Jeff Shook, an associate professor at the University of Pittsburgh School of Social Work, cited a research project that explored the challenges nurses and other health care workers face. The study’s findings fell in line with what the nurses were saying. Nurses and health care workers struggle to pay bills, work difficult jobs made more so by understaffing and high turnover, endure verbal and physical harassment, and receive little support from executives who make decisions without input from front-line workers who deal with patients. 

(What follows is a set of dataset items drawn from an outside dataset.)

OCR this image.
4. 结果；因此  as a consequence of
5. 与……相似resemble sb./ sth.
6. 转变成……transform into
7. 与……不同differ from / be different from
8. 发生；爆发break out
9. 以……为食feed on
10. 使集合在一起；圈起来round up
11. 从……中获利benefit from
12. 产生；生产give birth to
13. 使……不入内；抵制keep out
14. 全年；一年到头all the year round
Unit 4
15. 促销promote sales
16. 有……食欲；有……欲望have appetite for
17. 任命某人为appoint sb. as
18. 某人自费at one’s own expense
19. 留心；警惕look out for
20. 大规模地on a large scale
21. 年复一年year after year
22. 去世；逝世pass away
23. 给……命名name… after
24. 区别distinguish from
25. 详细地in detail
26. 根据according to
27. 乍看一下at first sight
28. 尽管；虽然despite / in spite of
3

The result: Nurses experience high levels of depression, anxiety, post-traumatic stress disorder and suicidal ideations, according to the report.

Shook said the report pointed to several solutions: increased pay, a focus on recruiting and retaining staff nurses instead travel nurses, improved health care insurance and access to mental health services, and a voice in the decision-making process.

Gundy said hospital administrators just won’t listen to those who deal with patients and know how to solve problems. When issues arise, he said, “UPMC sends around fun-sized chocolate bars and a man offering lavender hand lotion.

“We put in our blood sweat and tears into meeting the needs of our hospitals,” he said. “It’s time they take nurses’ voices seriously. We know the needs of our communities, and we have solutions. We need to be heard.”